Short Cuts - Cenas da Vida (1993)

Escrita por Filipe Manuel Neto em 31 agosto 2022

Um elenco enorme e cheio de nomes conhecidos, onde cada um faz o seu trabalho muito bem… mas sem compromisso, sem emoção e sob um roteiro tão intrincado que deixa qualquer um perdido.

Normalmente, eu sou muito crítico para com filmes com maus roteiros, ou roteiros fracos. É um problema recorrente no cinema. Este filme, todavia, comete o erro oposto: o roteiro é excessivo, tem tantas personagens e tantos sub-enredos interligados que é quase preciso fazer diagramas e esquemas num quadro para conseguir acompanhar o que se passa. Eu cheguei quase a meio do filme e já não sabia bem quem era quem.
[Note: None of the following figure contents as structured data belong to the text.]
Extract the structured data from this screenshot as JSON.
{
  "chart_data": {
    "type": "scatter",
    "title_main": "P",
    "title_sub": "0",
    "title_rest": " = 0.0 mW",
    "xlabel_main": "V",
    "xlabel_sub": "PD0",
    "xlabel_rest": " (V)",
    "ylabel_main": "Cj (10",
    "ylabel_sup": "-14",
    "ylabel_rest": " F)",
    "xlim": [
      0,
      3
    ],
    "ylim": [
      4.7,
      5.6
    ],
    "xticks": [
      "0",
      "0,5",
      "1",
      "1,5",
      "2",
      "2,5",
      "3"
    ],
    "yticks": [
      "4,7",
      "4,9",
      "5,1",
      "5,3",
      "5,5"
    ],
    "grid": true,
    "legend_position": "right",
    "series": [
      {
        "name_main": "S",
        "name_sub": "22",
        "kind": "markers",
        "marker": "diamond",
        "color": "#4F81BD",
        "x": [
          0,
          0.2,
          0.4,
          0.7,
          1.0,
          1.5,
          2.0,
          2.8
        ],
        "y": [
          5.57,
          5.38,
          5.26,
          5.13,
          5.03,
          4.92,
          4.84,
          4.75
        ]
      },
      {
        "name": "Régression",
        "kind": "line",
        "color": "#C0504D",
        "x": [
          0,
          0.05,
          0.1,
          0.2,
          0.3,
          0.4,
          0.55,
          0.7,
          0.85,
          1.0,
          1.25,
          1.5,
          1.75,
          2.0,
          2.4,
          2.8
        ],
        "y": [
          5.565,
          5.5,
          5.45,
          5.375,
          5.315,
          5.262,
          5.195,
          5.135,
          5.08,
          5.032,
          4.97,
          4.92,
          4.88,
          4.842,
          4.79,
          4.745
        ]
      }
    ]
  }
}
O filme começa com uma frota de helicópteros a espalhar qualquer coisa sobre os céus de Los Angeles. Eu, que era muito novo quando o filme foi feito, tive de ir pesquisar para perceber que estavam eles a fazer: a pulverizar um insecticida para combater moscas, coisa que eu nunca vira no meio de uma cidade. Depois, o filme começa a apresentar-nos uma multidão de personagens e as suas histórias quotidianas: temos vários casais da classe média, cada um com os problemas da sua vida, temos um motorista de limusinas casado com uma empregada de uma cafetaria, o piloto de um dos helicópteros, uma operadora de uma linha erótica com marido e filhos… e vamos acompanhando os problemas diários destes casais e famílias. O filme tenta dar-nos um retracto de pessoas comuns e das suas vidas, mas fá-lo de forma excessivamente desapaixonada e descomprometida, não nos conseguindo transmitir as emoções das personagens, com que não temos qualquer ligação particular. O único sub-enredo que procura enveredar pelo meio mais emocional (o da criança) acaba por ser tão melodramático e excessivo que perde credibilidade.
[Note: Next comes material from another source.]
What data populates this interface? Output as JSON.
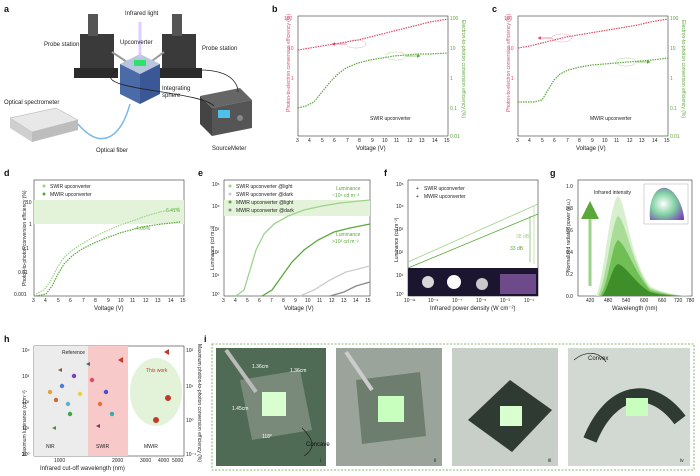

Tecnicamente, este filme é discreto e não aposta muito em nada vistoso. A cinematografia é o padrão usado naquela época, os efeitos especiais e visuais funcionam razoavelmente, mas não nos surpreendem, os cenários e figurinos são regulares. O trabalho de edição foi bem feito, mas o filme, com as suas três horas de duração, torna-se um pouco cansativo, principalmente pela nossa incapacidade de nos ligarmos verdadeiramente às personagens e àquilo que vamos vendo no filme.
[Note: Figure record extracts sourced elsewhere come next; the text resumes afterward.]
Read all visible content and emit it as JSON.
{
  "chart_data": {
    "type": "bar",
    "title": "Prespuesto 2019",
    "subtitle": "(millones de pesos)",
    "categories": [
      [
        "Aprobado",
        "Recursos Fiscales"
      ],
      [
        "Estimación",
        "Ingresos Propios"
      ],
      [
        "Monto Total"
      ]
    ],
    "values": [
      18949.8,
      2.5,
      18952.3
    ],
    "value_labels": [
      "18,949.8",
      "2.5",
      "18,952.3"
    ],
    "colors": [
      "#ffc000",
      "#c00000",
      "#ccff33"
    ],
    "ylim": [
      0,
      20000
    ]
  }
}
O que salva este filme, de forma decisiva, é o enormíssimo elenco de grandes actores, e o modo como cada um, de modo muito individual, faz um excelente trabalho de interpretação. O filme, de facto, parece uma montra do que Hollywood tinha de melhor no início dos anos 90. Bruce Davison, Fred Ward, Lily Tomlin, Tom Waits, Anne Archer, Andie MacDowell, Chris Penn, Robert Downey Jr., Lily Taylor, Madeleine Stowe, Tim Robbins, Jennifer Jason Leigh, Julianne Moore, Peter Gallagher, Matthew Modine, Frances McDormand… diga um nome e está lá! Cada um no seu papel, cada um tentando fazer o melhor, mas cada um por si. O filme funciona muito bem como exercício dramático e permite a cada actor exibir o melhor que sabe fazer. Mesmo assim, falta emoção, falta compromisso, falta intensidade.